Ia distinction du féminin et du masculin a obligé de même de mettre en même genre le substantif et l'adjectif, ou l'un et l'autre, quelquefois au neutre, dans les langues qui en ont; car ce n'est que pour cela qu'on a inventé les genres.

Les verbes, de même, doivent avoir la convenance des nombres et des personnes avec les noms et les pronoms.

Que s'il se rencontre quelque chose de contraire en apparence à ces règles, c'est par figure, c'est-à-dire, en sous-entendant quelque mot, ou en considérant les pensées plutôt que les mots mêmes, comme nous le dirons ci-après.

La syntaxe de régime, au contraire, est presque tout arbitraire, et par cette raison se trouve très-différente dans toutes les langues : car les unes font les régimes par les cas; les autres, au lieu de cas, ne se servent que de petites particules qui en tiennent lieu, et qui ne marquent même que peu de ces cas, comme en français et en espagnol on n'a que de et à qui marquent le génitif et le datif; les Italiens y ajoutent da pour l'ablatif.
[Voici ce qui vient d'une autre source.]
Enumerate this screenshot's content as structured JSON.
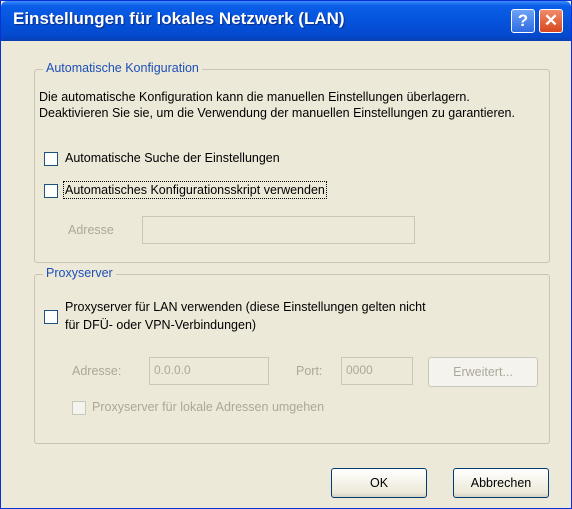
{
  "dialog": {
    "title": "Einstellungen für lokales Netzwerk (LAN)",
    "help_glyph": "?",
    "close_glyph": "✕"
  },
  "auto_config": {
    "group_label": "Automatische Konfiguration",
    "description": "Die automatische Konfiguration kann die manuellen Einstellungen überlagern. Deaktivieren Sie sie, um die Verwendung der manuellen Einstellungen zu garantieren.",
    "auto_detect_label": "Automatische Suche der Einstellungen",
    "auto_detect_checked": false,
    "use_script_label": "Automatisches Konfigurationsskript verwenden",
    "use_script_checked": false,
    "address_label": "Adresse",
    "address_value": ""
  },
  "proxy": {
    "group_label": "Proxyserver",
    "use_proxy_label_line1": "Proxyserver für LAN verwenden (diese Einstellungen gelten nicht",
    "use_proxy_label_line2": "für DFÜ- oder VPN-Verbindungen)",
    "use_proxy_checked": false,
    "address_label": "Adresse:",
    "address_value": "0.0.0.0",
    "port_label": "Port:",
    "port_value": "0000",
    "advanced_label": "Erweitert...",
    "bypass_label": "Proxyserver für lokale Adressen umgehen",
    "bypass_checked": false
  },
  "buttons": {
    "ok_label": "OK",
    "cancel_label": "Abbrechen"
  }
}
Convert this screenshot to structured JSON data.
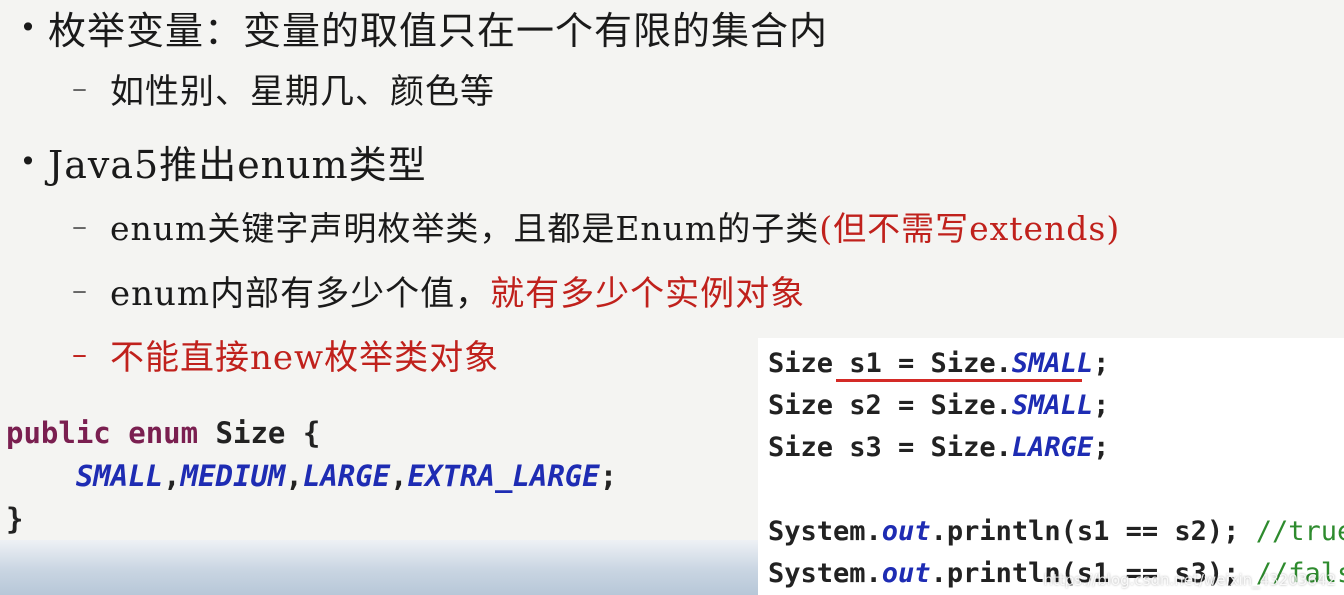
{
  "bullets": [
    {
      "text": "枚举变量：变量的取值只在一个有限的集合内"
    },
    {
      "text": "Java5推出enum类型"
    }
  ],
  "subs": {
    "sub1": "如性别、星期几、颜色等",
    "sub2_main": "enum关键字声明枚举类，且都是Enum的子类",
    "sub2_red": "(但不需写extends)",
    "sub3_main": "enum内部有多少个值，",
    "sub3_red": "就有多少个实例对象",
    "sub4": "不能直接new枚举类对象"
  },
  "enum_code": {
    "kw1": "public",
    "kw2": "enum",
    "name": "Size {",
    "c1": "SMALL",
    "c2": "MEDIUM",
    "c3": "LARGE",
    "c4": "EXTRA_LARGE",
    "sep": ",",
    "end": ";",
    "close": "}"
  },
  "right_code": {
    "l1a": "Size s1 = Size.",
    "l1b": "SMALL",
    "l1c": ";",
    "l2a": "Size s2 = Size.",
    "l2b": "SMALL",
    "l2c": ";",
    "l3a": "Size s3 = Size.",
    "l3b": "LARGE",
    "l3c": ";",
    "l4a": "System.",
    "l4b": "out",
    "l4c": ".println(s1 == s2); ",
    "l4d": "//true",
    "l5a": "System.",
    "l5b": "out",
    "l5c": ".println(s1 == s3); ",
    "l5d": "//false"
  },
  "watermark": "https://blog.csdn.net/weixin_43203642",
  "colors": {
    "red": "#c0211c",
    "keyword": "#7a1f50",
    "constant": "#1e2cb3",
    "comment": "#2e8b2e"
  }
}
Les autres cas n'ont point de particules, mais le simple article, qui même n'y est pas toujours.

On peut voir sur ce sujet ce que nous avons dit cidessus des prépositions et des cas.

Mais il est bon de remarquer quelques maximes générales, qui sont de grand usage dans toutes les langues.

La première, qu'il n'y a jamais de nominatif qui n'ait rapport à quelque verbe exprimé ou sous-entendu, parce que l'on ne parle pas seulement pour marquer ce que l'on conçoit, mais pour exprimer ce que l'on pense de ce que l'on conçoit, ce qui se marque par le verbe.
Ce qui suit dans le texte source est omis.